Double slit experiment with two cannons: one with known path and second with conditionally known path Consider this example:

We have one single electron cannon that is not obstructed in any way. We have a second parallel single cannon electron that fires simultaneously with the previous one. The second cannon can is obstructed by wall with two slits which then lead to two separate chambers. The top chamber is shared with electrons from the first canon. The bottom chamber is not shared. We have a detector in each of the chambers.
My understanding of this example is that interference on the upper detector constitutes a measurement for the lower detector (lower electron went through upper slit) and lack of interference on the upper detector also constitutes a measurement (right electron went through lower slit). Am I then correct that on the lower detector we will see corpuscular pattern with density equivalent to 50% of the firing rate of a single cannon whilst on the upper detector we will see a sum of 50% density corpuscular pattern and 100% density interference pattern?
 A: You have to understand that in the double slit experiment one electron at a time, the same interference pattern appear as with shooting many electrons at a time.

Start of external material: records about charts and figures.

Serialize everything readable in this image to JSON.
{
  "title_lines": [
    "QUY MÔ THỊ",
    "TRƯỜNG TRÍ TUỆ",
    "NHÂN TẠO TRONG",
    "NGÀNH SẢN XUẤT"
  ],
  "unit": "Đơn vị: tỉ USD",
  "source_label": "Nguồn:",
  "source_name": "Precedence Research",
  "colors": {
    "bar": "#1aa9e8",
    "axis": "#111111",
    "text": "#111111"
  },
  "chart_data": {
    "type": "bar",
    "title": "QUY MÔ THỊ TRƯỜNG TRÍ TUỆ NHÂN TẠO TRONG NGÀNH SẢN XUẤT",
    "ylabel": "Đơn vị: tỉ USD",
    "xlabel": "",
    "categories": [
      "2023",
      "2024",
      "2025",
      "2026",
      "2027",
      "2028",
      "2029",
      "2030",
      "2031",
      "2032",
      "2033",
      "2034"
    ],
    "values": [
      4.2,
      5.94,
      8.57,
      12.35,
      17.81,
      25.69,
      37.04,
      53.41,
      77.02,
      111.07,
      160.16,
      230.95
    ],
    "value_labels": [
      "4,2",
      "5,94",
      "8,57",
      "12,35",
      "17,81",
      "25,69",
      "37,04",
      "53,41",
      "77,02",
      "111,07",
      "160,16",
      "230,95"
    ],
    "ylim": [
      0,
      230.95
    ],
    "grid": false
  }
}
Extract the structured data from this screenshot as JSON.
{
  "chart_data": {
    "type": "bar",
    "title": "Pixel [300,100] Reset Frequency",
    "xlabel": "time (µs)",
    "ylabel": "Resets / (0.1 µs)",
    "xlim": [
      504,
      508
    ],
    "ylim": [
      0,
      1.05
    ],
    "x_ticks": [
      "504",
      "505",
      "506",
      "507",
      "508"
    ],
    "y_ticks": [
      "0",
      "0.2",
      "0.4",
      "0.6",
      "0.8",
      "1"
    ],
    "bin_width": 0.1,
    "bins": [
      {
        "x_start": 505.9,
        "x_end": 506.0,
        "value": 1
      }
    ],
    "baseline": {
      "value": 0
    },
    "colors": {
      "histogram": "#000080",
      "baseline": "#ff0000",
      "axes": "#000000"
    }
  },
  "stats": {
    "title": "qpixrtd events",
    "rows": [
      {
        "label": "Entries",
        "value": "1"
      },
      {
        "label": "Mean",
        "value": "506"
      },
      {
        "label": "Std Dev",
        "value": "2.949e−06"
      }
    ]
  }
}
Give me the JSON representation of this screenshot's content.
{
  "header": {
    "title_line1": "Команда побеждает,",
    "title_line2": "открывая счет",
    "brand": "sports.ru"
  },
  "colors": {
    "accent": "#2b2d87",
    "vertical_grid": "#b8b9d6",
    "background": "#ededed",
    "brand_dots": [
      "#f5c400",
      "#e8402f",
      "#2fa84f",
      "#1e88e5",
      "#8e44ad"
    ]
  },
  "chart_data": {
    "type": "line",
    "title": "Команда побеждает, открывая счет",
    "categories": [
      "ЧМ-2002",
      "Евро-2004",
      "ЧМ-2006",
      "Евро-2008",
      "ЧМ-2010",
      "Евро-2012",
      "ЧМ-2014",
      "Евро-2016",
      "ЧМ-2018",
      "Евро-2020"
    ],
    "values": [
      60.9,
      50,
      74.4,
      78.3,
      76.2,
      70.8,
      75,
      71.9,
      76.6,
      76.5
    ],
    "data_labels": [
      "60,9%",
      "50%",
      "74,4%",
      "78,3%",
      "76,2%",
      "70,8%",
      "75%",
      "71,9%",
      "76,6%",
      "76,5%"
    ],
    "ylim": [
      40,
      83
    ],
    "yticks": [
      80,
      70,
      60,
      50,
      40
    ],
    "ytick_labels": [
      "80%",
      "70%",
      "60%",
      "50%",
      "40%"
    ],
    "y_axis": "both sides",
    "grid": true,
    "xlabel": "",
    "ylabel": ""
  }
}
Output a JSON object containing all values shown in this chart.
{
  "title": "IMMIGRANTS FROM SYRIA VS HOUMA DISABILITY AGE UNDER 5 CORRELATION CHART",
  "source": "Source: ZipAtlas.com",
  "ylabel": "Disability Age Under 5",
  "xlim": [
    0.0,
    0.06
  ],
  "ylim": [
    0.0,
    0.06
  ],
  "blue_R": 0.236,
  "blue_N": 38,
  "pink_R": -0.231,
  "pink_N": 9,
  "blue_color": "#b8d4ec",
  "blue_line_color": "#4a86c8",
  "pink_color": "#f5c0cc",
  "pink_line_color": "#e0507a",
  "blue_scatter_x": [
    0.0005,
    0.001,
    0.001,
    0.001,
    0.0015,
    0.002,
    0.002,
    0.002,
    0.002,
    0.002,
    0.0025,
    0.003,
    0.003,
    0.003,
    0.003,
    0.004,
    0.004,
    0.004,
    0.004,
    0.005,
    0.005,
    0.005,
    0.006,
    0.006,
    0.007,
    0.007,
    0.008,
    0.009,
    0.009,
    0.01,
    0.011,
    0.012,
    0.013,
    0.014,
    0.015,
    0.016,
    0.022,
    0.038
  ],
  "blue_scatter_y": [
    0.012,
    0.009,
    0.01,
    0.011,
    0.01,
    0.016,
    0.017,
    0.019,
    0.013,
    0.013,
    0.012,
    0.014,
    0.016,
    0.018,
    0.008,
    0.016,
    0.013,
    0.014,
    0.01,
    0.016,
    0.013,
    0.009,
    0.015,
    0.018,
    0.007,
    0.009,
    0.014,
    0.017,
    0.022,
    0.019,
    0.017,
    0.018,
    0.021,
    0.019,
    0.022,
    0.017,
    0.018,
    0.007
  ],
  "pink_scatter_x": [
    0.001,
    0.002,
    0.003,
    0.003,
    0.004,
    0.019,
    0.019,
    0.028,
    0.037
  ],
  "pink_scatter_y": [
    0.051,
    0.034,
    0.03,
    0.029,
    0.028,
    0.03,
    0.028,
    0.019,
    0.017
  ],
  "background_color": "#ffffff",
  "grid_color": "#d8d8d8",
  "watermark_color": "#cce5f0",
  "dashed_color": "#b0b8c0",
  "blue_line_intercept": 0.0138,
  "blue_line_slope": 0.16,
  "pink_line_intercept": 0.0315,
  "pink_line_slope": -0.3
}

It is the wave function for "one electron scattering over double slit", with the correct boundary conditions in width etc of the slits the interference appears for a single electron at a time. Thus, as far as interference goes, time is irrelevant, it is the energy of the electron and the boundary conditions.
The top gun is the soluiton of " one electron fired from gun next to a wall".  What will happen at best is a diffraction pattern at the edge of the wall, and it will be a pattern dependent on the parameters of the top part. The slit below it  will again give a diffraction pattern from one slit. If the interference of the edge diffraction disappears it will be the result of the space boundary conditions, not of time.
The third gun will just have a hole diffraction pattern depending on the distances etc.
p.s. your right and left is not clear to me, I just assumed the electrons come in from the left and the screen is on the right
A: When the right cannon fires, and the electron goes through the left slit, it is in the same chamber as an electron fired from the right cannon, thus you cannot know from which cannon it has been fired, so the normal pattern between two electrons will occur as if they have been shot by the left cannon.
(Ps. I am not one hundred pro cent sure, it is just that I can't comment yet).